Hal tersebut menginspirasi mereka untuk mencoba membuat budidaya jamur sendiri di Tasikhargo. Sebenarnya ada 10 orang yang mengikuti pelatihan tersebut, namun hanya ada dua orang (Mas Mul dan Mas Anas) yang tergerak untuk membuat budidaya jamur. Dengan modal awal kurang lebih dua juta rupiah, mereka membuat rumah jamur sederhana dengan dinding dari bambu. Rumah jamur ini pun tidak terlalu luas, namun bisa menampung banyak baglog. Rumah jamur ini didirikan di samping rumah Mas Anas, sedangkan Mas Mul membuat rumah jamur di belakang rumahnya. Setelah beberapa tahun, usaha mereka pun berkembang sehingga tempat untuk media jamur pun semakin banyak. Di rumah Mas Mul terdapat dua tempat budidaya jamur, yaitu di belakang rumah dan di dalam rumah. Sedangkan di rumah Mas Anas, ada tiga titik yaitu di samping rumah, dan dua titik di dalam rumah. Jamur yang dibudidayakan adalah Jamur Tiram dan Jamur Kuping. Namun, yang paling banyak dibudidayakan adalah Jamur Tiram putih.

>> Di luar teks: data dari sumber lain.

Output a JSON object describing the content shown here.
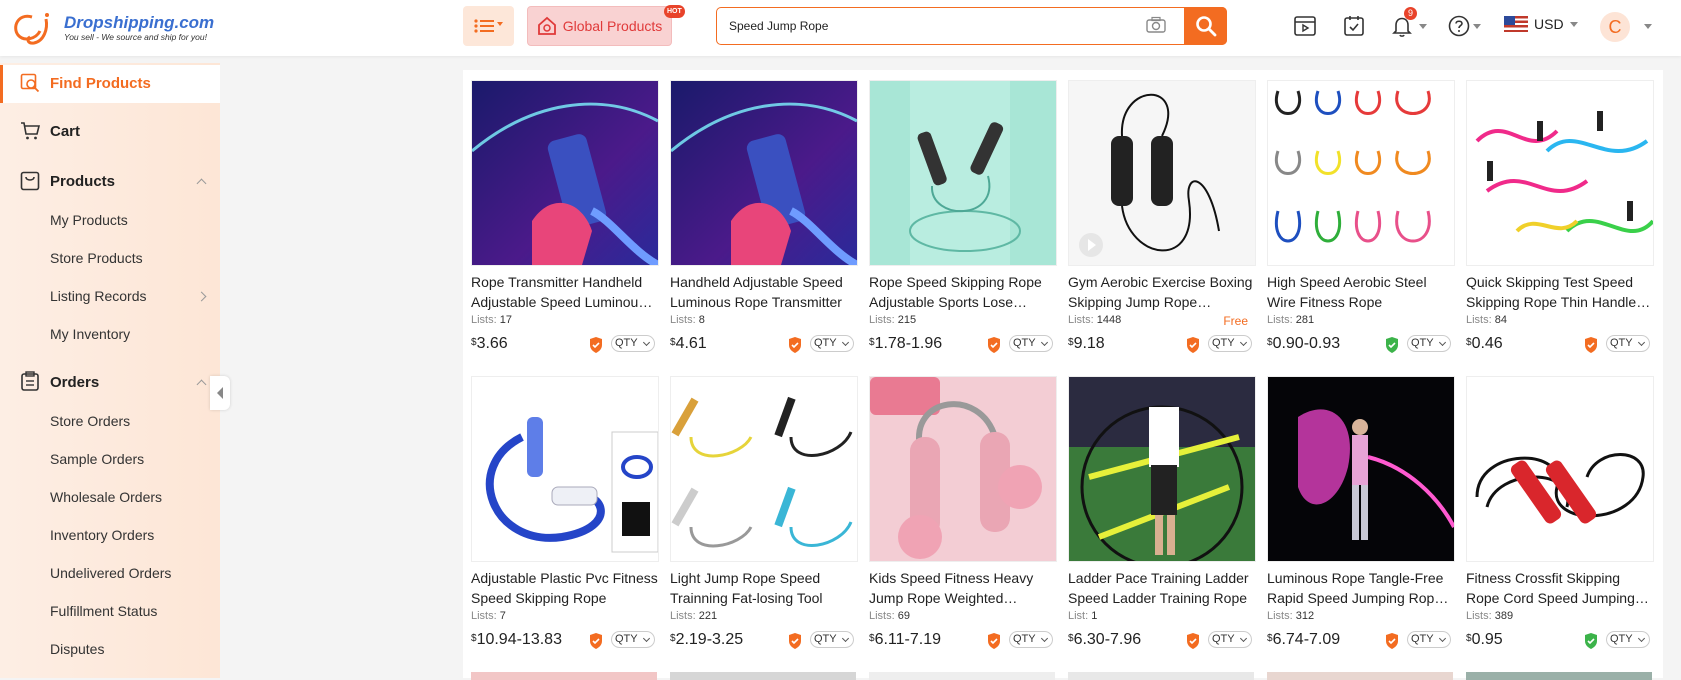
{
  "header": {
    "logo_name": "Dropshipping.com",
    "logo_tagline": "You sell - We source and ship for you!",
    "global_products_label": "Global Products",
    "hot_badge": "HOT",
    "search_value": "Speed Jump Rope",
    "notification_count": "9",
    "currency": "USD",
    "avatar_letter": "C"
  },
  "sidebar": {
    "find_products": "Find Products",
    "cart": "Cart",
    "products": "Products",
    "my_products": "My Products",
    "store_products": "Store Products",
    "listing_records": "Listing Records",
    "my_inventory": "My Inventory",
    "orders": "Orders",
    "store_orders": "Store Orders",
    "sample_orders": "Sample Orders",
    "wholesale_orders": "Wholesale Orders",
    "inventory_orders": "Inventory Orders",
    "undelivered_orders": "Undelivered Orders",
    "fulfillment_status": "Fulfillment Status",
    "disputes": "Disputes"
  },
  "products": [
    {
      "title": "Rope Transmitter Handheld Adjustable Speed Luminous Rope",
      "lists_label": "Lists:",
      "lists": "17",
      "price_symbol": "$",
      "price": "3.66",
      "qty": "QTY",
      "shield": "orange",
      "free": ""
    },
    {
      "title": "Handheld Adjustable Speed Luminous Rope Transmitter",
      "lists_label": "Lists:",
      "lists": "8",
      "price_symbol": "$",
      "price": "4.61",
      "qty": "QTY",
      "shield": "orange",
      "free": ""
    },
    {
      "title": "Rope Speed Skipping Rope Adjustable Sports Lose Weight",
      "lists_label": "Lists:",
      "lists": "215",
      "price_symbol": "$",
      "price": "1.78-1.96",
      "qty": "QTY",
      "shield": "orange",
      "free": ""
    },
    {
      "title": "Gym Aerobic Exercise Boxing Skipping Jump Rope Adjustable",
      "lists_label": "Lists:",
      "lists": "1448",
      "price_symbol": "$",
      "price": "9.18",
      "qty": "QTY",
      "shield": "orange",
      "free": "Free"
    },
    {
      "title": "High Speed Aerobic Steel Wire Fitness Rope",
      "lists_label": "Lists:",
      "lists": "281",
      "price_symbol": "$",
      "price": "0.90-0.93",
      "qty": "QTY",
      "shield": "green",
      "free": ""
    },
    {
      "title": "Quick Skipping Test Speed Skipping Rope Thin Handle Rope",
      "lists_label": "Lists:",
      "lists": "84",
      "price_symbol": "$",
      "price": "0.46",
      "qty": "QTY",
      "shield": "orange",
      "free": ""
    },
    {
      "title": "Adjustable Plastic Pvc Fitness Speed Skipping Rope",
      "lists_label": "Lists:",
      "lists": "7",
      "price_symbol": "$",
      "price": "10.94-13.83",
      "qty": "QTY",
      "shield": "orange",
      "free": ""
    },
    {
      "title": "Light Jump Rope Speed Trainning Fat-losing Tool",
      "lists_label": "Lists:",
      "lists": "221",
      "price_symbol": "$",
      "price": "2.19-3.25",
      "qty": "QTY",
      "shield": "orange",
      "free": ""
    },
    {
      "title": "Kids Speed Fitness Heavy Jump Rope Weighted Cordless",
      "lists_label": "Lists:",
      "lists": "69",
      "price_symbol": "$",
      "price": "6.11-7.19",
      "qty": "QTY",
      "shield": "orange",
      "free": ""
    },
    {
      "title": "Ladder Pace Training Ladder Speed Ladder Training Rope",
      "lists_label": "List:",
      "lists": "1",
      "price_symbol": "$",
      "price": "6.30-7.96",
      "qty": "QTY",
      "shield": "orange",
      "free": ""
    },
    {
      "title": "Luminous Rope Tangle-Free Rapid Speed Jumping Rope Cable",
      "lists_label": "Lists:",
      "lists": "312",
      "price_symbol": "$",
      "price": "6.74-7.09",
      "qty": "QTY",
      "shield": "orange",
      "free": ""
    },
    {
      "title": "Fitness Crossfit Skipping Rope Cord Speed Jumping Rope",
      "lists_label": "Lists:",
      "lists": "389",
      "price_symbol": "$",
      "price": "0.95",
      "qty": "QTY",
      "shield": "green",
      "free": ""
    }
  ],
  "colors": {
    "accent": "#f36c21",
    "shield_orange": "#f36c21",
    "shield_green": "#3cb34a"
  }
}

Bibit jamur (spora) didapatkan dari Sukoharjo, karena di Tasikhargo tidak ada yang menjual spora jamur. Spora jamur ini berada dalam media botol dan dijual dengan harga Rp. 6000,- per botol. Satu botol spora dapat disebarkan menjadi sekitar 40 baglog. Pembuatan baglog pun masih dilakukan secara tradisional. Mereka memasukkan bahan-bahan untuk baglog (gerajen kayu) ke dalam plastik tebal yang telah dilubangi. Kemudian baglog ini disterilkan dengan cara disteam menggunakan dandang (panci besar) selama enam jam. Proses ini memakan waktu yang sangat lama karena satu panci hanya memuat sekitar dua puluh baglog. Gerajen kayu didapatkan dari Sidoarjo, desa sebelah Tasikhargo, karena gerajen kayu sulit didapatkan di Tasikhargo. Sebenarnya ada satu tempat gerajen kayu di dekat dusun Tunggul, namun karena kualitas gerajen kayu di sana kurang bagus, mereka lebih suka membeli gerajen kayu di Sidoarjo.

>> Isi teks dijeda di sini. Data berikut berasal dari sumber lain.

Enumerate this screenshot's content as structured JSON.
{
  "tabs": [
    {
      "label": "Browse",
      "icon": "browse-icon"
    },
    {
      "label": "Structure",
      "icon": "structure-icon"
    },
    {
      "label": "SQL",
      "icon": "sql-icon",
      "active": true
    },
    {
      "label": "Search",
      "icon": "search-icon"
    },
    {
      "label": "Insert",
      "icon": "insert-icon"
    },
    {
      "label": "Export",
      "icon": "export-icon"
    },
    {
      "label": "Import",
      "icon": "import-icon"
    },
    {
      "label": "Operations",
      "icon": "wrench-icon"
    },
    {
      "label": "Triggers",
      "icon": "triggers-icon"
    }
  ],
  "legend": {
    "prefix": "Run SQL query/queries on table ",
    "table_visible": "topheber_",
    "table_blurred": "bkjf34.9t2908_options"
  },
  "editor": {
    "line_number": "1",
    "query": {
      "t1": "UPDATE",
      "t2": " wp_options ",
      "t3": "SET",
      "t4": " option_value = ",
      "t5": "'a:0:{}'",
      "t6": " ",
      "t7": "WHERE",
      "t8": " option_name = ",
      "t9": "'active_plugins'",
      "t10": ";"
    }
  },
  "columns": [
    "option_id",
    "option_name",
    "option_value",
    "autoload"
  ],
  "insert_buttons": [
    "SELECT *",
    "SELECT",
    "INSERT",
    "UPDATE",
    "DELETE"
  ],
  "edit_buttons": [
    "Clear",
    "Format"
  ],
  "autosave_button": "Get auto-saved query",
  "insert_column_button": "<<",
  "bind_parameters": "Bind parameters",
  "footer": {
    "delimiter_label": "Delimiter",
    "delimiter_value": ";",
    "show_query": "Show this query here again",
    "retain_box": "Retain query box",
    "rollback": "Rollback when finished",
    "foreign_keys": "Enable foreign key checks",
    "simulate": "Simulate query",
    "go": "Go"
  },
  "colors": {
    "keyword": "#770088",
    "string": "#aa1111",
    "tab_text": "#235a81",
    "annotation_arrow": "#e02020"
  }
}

Proses perawatan jamur pun tidak terlalu susah. Setelah baglog ditata rapi di rumah jamur, baglog akan disiram dua kali setiap hari (atau sesuai dengan kondisi dan cuci). Penyiraman hanya dilakukan dengan cara dispray. Hal ini bertujuan untuk membuat rumah jamur tetap lembab sehingga jamur dapat tumbuh dengan baik. Jika cuaca sedang sangat panas, Jamur Kuping susah untuk diproduksi. Jika ingin tetap membudidayakan jamur kuping pada saat cuaca panas, sang pemilik harus rajin-rajin menyiram baglog-baglog tersebut. Bahkan dalam waktu satu hari, baglog bisa disiram sampai lima kali.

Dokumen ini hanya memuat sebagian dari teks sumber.